Hash table performance is critical to a SQL engine. Operators like hash join, hash aggregation count on an efficient hash table implementation.

Hash table module will provide a bunch of hash table implementations, which are easy to use, leverage state of art hardware technology like AVX-512, will be optimized for query-specific scenarios.

JIT Lib module provides unified JIT interfaces like Value, Ptr, control flow and .etc to isolate operator logic and IR generation

Expression evaluation module could do Projection/Filter computation effectively. It provides a runtime expression evaluation API which accept Substrait based expression representation and Apache Arrow based column format data representation. It only handles projection and filters currently.

BDTK implements typical SQL operators based on JitLib, provide a batch-at-a-time execution model. Each operator support plug and play, could easily integrated into other existing sql-engines. Operators BDTK target to supported includes: HashAggregation, HashJoin(HashBuild and HashProbe), etc.

Supported Features

Current supported features are available on Project Page. Newly supported feature in release 0.9 is available at release page.

Getting Started

Get the BDTK Source

git clone --recursive https://github.com/intel/BDTK.git
cd BDTK
# if you are updating an existing checkout
git submodule sync --recursive
git submodule update --init --recursive

Setting up BDTK develop envirenmont on Linux Docker

We provide Dockerfile to help developers setup and install BDTK dependencies.

  1. Build an image from a Dockerfile
$ cd ${path_to_source_of_bdtk}/ci/docker
$ docker build -t ${image_name} .
  1. Start a docker container for development
$ docker run -d --name ${container_name} --privileged=true -v ${path_to_source_of_bdtk}:/workspace/bdtk ${image_name} /usr/sbin/init

How To Build

Once you have setup the Docker build environment for BDTK and get the source, you can enter the BDTK container and build like:

Run make in the root directory to compile the sources. For development, use make debug to build a non-optimized debug version, or make release to build an optimized version. Use make test-debug or make test-release to run tests.

How to Enable in Presto

To use it with Prestodb, Intel version Prestodb is required together with Intel version Velox. Detailed steps are available at installation guide.

Roadmap

In the next coming release, following working items were prioritized.

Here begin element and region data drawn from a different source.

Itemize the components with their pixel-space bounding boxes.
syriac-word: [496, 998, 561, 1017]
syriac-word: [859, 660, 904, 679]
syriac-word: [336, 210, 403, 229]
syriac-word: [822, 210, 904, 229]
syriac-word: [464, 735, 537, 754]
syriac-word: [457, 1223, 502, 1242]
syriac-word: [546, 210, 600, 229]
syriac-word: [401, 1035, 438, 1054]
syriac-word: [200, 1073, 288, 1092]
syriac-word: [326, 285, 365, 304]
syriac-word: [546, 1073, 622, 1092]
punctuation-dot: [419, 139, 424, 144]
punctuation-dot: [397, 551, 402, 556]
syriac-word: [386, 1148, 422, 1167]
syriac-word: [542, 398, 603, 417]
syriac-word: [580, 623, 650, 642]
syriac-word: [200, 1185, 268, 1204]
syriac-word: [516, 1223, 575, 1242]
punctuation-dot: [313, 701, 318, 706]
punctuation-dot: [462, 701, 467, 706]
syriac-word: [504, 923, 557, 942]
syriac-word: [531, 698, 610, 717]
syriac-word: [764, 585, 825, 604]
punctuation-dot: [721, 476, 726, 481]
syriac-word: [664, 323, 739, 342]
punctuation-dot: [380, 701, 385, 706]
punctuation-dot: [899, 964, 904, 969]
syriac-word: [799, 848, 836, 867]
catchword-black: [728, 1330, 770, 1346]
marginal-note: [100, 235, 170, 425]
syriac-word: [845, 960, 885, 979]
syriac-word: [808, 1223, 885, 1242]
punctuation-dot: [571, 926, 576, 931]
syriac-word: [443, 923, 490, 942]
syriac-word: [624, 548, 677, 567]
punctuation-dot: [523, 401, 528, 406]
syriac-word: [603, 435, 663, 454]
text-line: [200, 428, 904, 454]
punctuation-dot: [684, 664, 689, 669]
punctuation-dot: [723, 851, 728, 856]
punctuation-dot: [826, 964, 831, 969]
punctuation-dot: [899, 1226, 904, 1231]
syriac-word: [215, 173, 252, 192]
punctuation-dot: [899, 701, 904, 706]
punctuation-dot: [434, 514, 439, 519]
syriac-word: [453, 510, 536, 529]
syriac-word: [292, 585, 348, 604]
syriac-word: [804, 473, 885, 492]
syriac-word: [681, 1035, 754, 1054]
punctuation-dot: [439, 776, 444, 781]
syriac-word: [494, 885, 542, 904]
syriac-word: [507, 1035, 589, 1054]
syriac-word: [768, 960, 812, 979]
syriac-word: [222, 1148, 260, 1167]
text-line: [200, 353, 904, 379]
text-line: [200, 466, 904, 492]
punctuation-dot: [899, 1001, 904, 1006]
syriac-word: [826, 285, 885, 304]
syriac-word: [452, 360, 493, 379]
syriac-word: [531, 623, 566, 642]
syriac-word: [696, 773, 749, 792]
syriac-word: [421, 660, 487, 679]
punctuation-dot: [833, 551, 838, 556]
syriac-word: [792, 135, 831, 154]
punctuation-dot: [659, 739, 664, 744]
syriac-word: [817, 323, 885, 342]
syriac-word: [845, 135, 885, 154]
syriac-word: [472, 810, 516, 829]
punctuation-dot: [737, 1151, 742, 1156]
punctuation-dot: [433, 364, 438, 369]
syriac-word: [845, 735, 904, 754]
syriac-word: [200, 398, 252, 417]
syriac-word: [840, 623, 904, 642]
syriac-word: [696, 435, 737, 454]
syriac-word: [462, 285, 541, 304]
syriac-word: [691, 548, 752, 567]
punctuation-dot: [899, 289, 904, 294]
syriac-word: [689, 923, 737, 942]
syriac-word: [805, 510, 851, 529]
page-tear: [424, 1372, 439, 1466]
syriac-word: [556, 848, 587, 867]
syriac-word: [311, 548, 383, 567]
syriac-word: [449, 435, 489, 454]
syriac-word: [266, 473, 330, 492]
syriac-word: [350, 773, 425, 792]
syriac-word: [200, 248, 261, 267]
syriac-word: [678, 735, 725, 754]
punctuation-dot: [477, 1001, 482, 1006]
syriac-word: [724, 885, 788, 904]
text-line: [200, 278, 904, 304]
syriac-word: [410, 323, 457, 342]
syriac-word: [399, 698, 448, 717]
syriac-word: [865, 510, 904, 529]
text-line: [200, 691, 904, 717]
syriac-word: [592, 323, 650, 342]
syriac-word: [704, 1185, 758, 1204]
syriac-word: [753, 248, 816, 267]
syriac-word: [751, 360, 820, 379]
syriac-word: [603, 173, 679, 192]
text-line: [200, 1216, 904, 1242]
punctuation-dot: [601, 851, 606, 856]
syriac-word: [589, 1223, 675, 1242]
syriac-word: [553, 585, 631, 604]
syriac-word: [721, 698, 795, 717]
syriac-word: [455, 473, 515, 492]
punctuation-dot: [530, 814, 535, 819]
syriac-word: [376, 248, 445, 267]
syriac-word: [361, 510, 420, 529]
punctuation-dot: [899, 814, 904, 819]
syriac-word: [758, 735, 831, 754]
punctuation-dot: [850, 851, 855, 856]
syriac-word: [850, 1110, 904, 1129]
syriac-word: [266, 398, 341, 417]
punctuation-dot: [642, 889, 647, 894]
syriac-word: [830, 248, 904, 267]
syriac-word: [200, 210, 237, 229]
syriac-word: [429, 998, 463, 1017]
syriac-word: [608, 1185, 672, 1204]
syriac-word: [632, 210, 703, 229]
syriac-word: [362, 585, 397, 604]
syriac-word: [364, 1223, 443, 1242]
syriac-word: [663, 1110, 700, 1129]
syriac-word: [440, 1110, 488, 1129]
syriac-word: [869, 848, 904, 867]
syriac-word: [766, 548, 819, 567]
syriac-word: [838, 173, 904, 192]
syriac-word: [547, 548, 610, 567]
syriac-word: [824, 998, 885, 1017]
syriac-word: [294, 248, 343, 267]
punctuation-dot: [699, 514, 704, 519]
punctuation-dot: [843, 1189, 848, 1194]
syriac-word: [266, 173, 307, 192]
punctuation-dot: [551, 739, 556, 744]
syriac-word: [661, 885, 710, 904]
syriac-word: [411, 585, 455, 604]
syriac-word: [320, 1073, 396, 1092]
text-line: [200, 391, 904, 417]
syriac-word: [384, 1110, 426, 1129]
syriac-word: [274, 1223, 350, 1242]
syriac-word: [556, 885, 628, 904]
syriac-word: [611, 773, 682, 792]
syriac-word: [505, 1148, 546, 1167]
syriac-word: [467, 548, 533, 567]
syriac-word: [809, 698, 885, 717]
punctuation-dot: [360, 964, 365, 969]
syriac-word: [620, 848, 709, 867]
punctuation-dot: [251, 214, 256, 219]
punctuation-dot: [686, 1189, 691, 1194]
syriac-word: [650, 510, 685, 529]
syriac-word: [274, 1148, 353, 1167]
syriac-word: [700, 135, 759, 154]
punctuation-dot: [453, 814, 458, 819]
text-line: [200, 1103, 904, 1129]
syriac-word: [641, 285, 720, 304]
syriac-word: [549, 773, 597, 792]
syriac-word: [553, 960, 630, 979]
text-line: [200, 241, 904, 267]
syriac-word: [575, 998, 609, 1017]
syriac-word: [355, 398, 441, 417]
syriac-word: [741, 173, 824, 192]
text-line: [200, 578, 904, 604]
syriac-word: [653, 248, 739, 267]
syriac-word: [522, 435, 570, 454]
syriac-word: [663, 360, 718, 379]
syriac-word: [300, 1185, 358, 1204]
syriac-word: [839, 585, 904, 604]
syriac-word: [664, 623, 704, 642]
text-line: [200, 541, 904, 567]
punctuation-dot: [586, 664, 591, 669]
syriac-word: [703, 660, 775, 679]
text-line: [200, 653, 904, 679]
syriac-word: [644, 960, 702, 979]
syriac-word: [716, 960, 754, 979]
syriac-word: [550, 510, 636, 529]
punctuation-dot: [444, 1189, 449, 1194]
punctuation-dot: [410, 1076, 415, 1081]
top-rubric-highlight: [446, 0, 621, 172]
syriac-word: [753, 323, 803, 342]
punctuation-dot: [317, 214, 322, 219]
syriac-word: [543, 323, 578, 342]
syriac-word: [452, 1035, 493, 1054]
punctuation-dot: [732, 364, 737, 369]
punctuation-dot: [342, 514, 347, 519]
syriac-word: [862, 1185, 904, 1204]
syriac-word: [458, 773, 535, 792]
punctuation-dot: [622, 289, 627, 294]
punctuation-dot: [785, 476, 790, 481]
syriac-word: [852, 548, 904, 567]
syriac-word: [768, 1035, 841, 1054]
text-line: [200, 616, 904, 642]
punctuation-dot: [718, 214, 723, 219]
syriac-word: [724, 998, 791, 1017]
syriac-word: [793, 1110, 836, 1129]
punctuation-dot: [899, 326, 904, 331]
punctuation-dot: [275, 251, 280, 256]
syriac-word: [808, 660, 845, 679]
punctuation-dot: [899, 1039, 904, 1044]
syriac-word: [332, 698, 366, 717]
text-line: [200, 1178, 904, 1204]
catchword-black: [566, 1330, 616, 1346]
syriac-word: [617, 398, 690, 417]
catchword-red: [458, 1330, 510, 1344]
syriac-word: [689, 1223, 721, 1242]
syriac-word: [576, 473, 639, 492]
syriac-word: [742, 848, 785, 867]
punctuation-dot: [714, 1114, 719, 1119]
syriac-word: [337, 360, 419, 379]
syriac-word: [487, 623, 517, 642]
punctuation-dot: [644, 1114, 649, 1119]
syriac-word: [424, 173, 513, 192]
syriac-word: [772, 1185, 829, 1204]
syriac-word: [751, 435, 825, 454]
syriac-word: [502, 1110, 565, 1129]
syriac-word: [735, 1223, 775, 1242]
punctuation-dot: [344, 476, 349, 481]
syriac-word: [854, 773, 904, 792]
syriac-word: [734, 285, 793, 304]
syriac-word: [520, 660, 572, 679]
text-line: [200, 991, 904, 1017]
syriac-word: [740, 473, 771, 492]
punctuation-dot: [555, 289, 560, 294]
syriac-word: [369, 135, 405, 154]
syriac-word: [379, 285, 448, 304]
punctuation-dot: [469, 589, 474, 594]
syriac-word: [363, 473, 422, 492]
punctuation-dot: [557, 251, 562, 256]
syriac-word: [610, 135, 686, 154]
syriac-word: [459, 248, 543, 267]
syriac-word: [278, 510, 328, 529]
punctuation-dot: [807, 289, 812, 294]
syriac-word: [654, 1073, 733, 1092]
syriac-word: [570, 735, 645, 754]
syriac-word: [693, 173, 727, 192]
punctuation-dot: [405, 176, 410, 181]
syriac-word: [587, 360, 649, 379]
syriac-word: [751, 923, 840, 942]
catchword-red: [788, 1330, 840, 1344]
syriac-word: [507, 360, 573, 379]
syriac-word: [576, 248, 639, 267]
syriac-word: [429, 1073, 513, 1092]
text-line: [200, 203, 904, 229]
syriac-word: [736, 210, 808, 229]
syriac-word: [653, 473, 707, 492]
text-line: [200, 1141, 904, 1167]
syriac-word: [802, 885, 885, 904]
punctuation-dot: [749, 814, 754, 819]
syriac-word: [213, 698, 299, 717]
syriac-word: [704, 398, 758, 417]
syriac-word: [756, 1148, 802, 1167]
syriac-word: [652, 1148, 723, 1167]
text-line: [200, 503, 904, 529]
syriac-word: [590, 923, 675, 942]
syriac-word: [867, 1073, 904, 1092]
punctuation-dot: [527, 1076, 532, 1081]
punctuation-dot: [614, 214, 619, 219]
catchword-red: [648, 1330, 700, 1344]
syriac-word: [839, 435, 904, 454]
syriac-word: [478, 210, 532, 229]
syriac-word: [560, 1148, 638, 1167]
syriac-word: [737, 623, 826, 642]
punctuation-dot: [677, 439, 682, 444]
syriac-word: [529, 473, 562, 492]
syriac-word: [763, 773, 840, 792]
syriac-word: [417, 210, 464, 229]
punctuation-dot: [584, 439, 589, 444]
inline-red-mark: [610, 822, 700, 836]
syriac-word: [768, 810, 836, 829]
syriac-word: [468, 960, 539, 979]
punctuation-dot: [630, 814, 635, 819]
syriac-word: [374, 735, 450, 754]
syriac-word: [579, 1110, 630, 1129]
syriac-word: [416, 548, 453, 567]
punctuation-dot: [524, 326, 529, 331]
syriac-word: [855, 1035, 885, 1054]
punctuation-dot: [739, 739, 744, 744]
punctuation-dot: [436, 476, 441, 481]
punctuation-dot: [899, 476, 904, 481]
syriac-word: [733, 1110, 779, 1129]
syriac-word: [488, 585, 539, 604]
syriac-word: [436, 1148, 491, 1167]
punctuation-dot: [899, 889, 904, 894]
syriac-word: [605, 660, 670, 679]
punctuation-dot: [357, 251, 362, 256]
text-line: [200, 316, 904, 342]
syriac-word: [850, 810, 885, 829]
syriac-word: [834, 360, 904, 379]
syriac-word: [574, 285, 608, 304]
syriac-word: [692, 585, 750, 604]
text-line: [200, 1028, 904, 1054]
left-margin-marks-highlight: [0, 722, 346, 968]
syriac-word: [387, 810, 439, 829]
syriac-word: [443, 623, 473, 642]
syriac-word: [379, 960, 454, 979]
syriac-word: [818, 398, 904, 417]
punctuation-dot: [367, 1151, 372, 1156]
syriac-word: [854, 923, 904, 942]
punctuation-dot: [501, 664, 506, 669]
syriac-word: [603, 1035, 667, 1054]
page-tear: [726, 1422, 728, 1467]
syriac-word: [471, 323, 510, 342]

  • Better test coverage for entire library
  • Better robustness and enable more implemented features in Prestodb as pilot SQL engine, by improving offloading framework
  • Better extensibility at multi-levels (incl. relational algebra operator, expression function, data format), by adopting state-of-art compiler design (multi-levels)
  • Complete Arrow format migration
  • Next-gen codegen framework
  • Support large volume data processing
  • Advanced features development

Code Of Conduct

Big Data Analytic Toolkit's Code of Conduct can be found here.

Online Documentation

You can find the all the Big Data Analytic Toolkit documents on the project web page.

License

Big Data Analytic Toolkit is licensed under the Apache 2.0 License. A copy of the license can be found here.